Has anyone personally tried writing grammars for moderate to large languages using them?

Did they run into trouble getting the rule order right as Kay suggests and are there any particular language constructs that have caused the most difficulty in that regard? Maybe Kay could give us some examples of rule ordering problem.

### Ordered choices

Ordered choice gives you some work. Other than in the context free case ( BNF ) where A|B commutes [1], ordered choices forces you to place the pattern for longer matches before those for shorter ones. There is no way to achieve this automatically.

My prime example is the tokenizer for Python which uses regular expressions. Python has ~50 different token that will be recognized by the parser. Some of them have substructures e.g. the NUMBER token which is an opaque representation of all kinds of numerals e.g. ints, floats, exponentials etc.

Suppose you want to introduce a new pattern for recognition of IP addresses ( according to IPv4 ). You'd like to make IP addresses literal expressions in your DSL that extends Python. You can't provide an API to the programmer where she just specfies a new token and adds it to the set of token definitions but she has to care for the correct position of the corresponding pattern in a huge regular expression; otherwise localhost 127.0.0.1 will be splitted into '127.0', '.', '0.1' i.e. two float literals and a dot.

The tokenizer.py module of Pythons standard library gives a nice illustration. All relevant regular expressions are defined and also the grouping. One can tinker around with it and transform e.g. the ordered choice:

PlainToken = group(Number, Funny, String, Name)

into

PlainToken = group(Funny, Number, String, Name)

and see what happens ( don't know if this particular permutation causes havoc but some do for sure ).

[1] I don't want to leave the impression that (E)BNF is without problems. It's just not fair to say that PEGs solve them and finally load more work on the user at other places.

### EBNF doesn't fix it either

EBNF doesn't fix it either though, you just end up with ambiguity which still needs resolving.

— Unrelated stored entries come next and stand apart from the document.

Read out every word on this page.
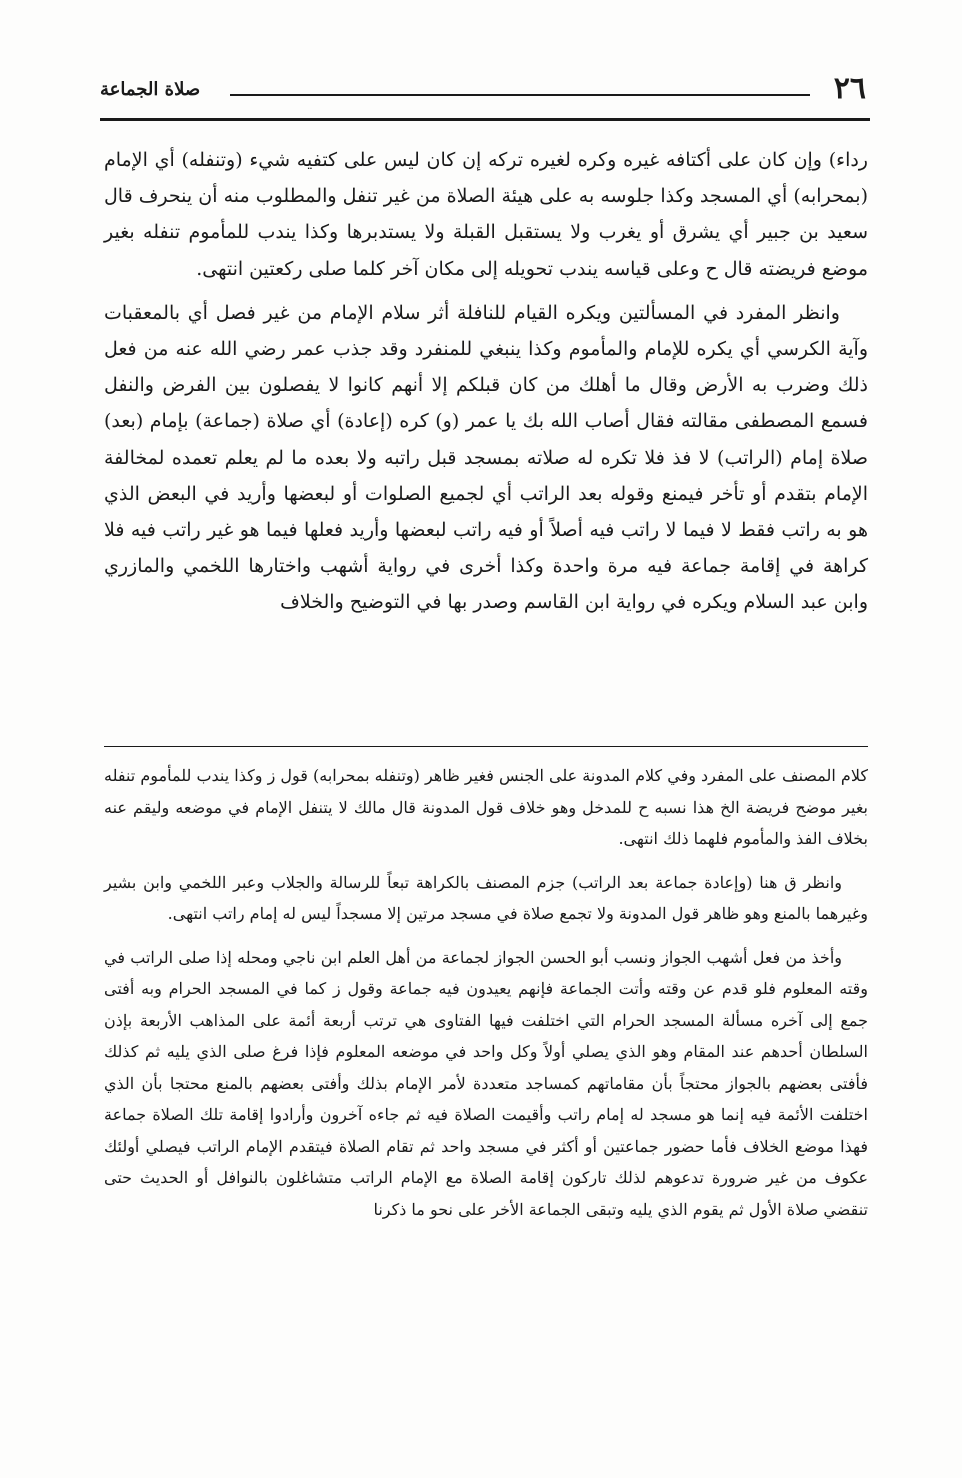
٢٦
صلاة الجماعة

رداء) وإن كان على أكتافه غيره وكره لغيره تركه إن كان ليس على كتفيه شيء (وتنفله) أي الإمام (بمحرابه) أي المسجد وكذا جلوسه به على هيئة الصلاة من غير تنفل والمطلوب منه أن ينحرف قال سعيد بن جبير أي يشرق أو يغرب ولا يستقبل القبلة ولا يستدبرها وكذا يندب للمأموم تنفله بغير موضع فريضته قال ح وعلى قياسه يندب تحويله إلى مكان آخر كلما صلى ركعتين انتهى.

وانظر المفرد في المسألتين ويكره القيام للنافلة أثر سلام الإمام من غير فصل أي بالمعقبات وآية الكرسي أي يكره للإمام والمأموم وكذا ينبغي للمنفرد وقد جذب عمر رضي الله عنه من فعل ذلك وضرب به الأرض وقال ما أهلك من كان قبلكم إلا أنهم كانوا لا يفصلون بين الفرض والنفل فسمع المصطفى مقالته فقال أصاب الله بك يا عمر (و) كره (إعادة) أي صلاة (جماعة) بإمام (بعد) صلاة إمام (الراتب) لا فذ فلا تكره له صلاته بمسجد قبل راتبه ولا بعده ما لم يعلم تعمده لمخالفة الإمام بتقدم أو تأخر فيمنع وقوله بعد الراتب أي لجميع الصلوات أو لبعضها وأريد في البعض الذي هو به راتب فقط لا فيما لا راتب فيه أصلاً أو فيه راتب لبعضها وأريد فعلها فيما هو غير راتب فيه فلا كراهة في إقامة جماعة فيه مرة واحدة وكذا أخرى في رواية أشهب واختارها اللخمي والمازري وابن عبد السلام ويكره في رواية ابن القاسم وصدر بها في التوضيح والخلاف

كلام المصنف على المفرد وفي كلام المدونة على الجنس فغير ظاهر (وتنفله بمحرابه) قول ز وكذا يندب للمأموم تنفله بغير موضح فريضة الخ هذا نسبه ح للمدخل وهو خلاف قول المدونة قال مالك لا يتنفل الإمام في موضعه وليقم عنه بخلاف الفذ والمأموم فلهما ذلك انتهى.

وانظر ق هنا (وإعادة جماعة بعد الراتب) جزم المصنف بالكراهة تبعاً للرسالة والجلاب وعبر اللخمي وابن بشير وغيرهما بالمنع وهو ظاهر قول المدونة ولا تجمع صلاة في مسجد مرتين إلا مسجداً ليس له إمام راتب انتهى.

وأخذ من فعل أشهب الجواز ونسب أبو الحسن الجواز لجماعة من أهل العلم ابن ناجي ومحله إذا صلى الراتب في وقته المعلوم فلو قدم عن وقته وأتت الجماعة فإنهم يعيدون فيه جماعة وقول ز كما في المسجد الحرام وبه أفتى جمع إلى آخره مسألة المسجد الحرام التي اختلفت فيها الفتاوى هي ترتب أربعة أئمة على المذاهب الأربعة بإذن السلطان أحدهم عند المقام وهو الذي يصلي أولاً وكل واحد في موضعه المعلوم فإذا فرغ صلى الذي يليه ثم كذلك فأفتى بعضهم بالجواز محتجاً بأن مقاماتهم كمساجد متعددة لأمر الإمام بذلك وأفتى بعضهم بالمنع محتجا بأن الذي اختلفت الأئمة فيه إنما هو مسجد له إمام راتب وأقيمت الصلاة فيه ثم جاءه آخرون وأرادوا إقامة تلك الصلاة جماعة فهذا موضع الخلاف فأما حضور جماعتين أو أكثر في مسجد واحد ثم تقام الصلاة فيتقدم الإمام الراتب فيصلي أولئك عكوف من غير ضرورة تدعوهم لذلك تاركون إقامة الصلاة مع الإمام الراتب متشاغلون بالنوافل أو الحديث حتى تنقضي صلاة الأول ثم يقوم الذي يليه وتبقى الجماعة الأخر على نحو ما ذكرنا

That said, I'm using a separate lexing pass with Parsec these days (admittedly partly because that lets me implement layout).

### Longest match fixes

There are always one or more hungry state machines and each of them wants to eat as much characters as it can according to its specification ( production rule ). The one with the most appetite is allowed to build the token. This resolves the ambiguity. The lexer will always prefer producing IP_ADDRESS over FLOAT DOT FLOAT even if the latter is a valid token sequence accepted by the parser.

So longest match is a dumb but effective and often even sufficient disambiguation strategy. There are of course cases where it is
inadequate but then individual and context sensitive parsers as for C are likely needed.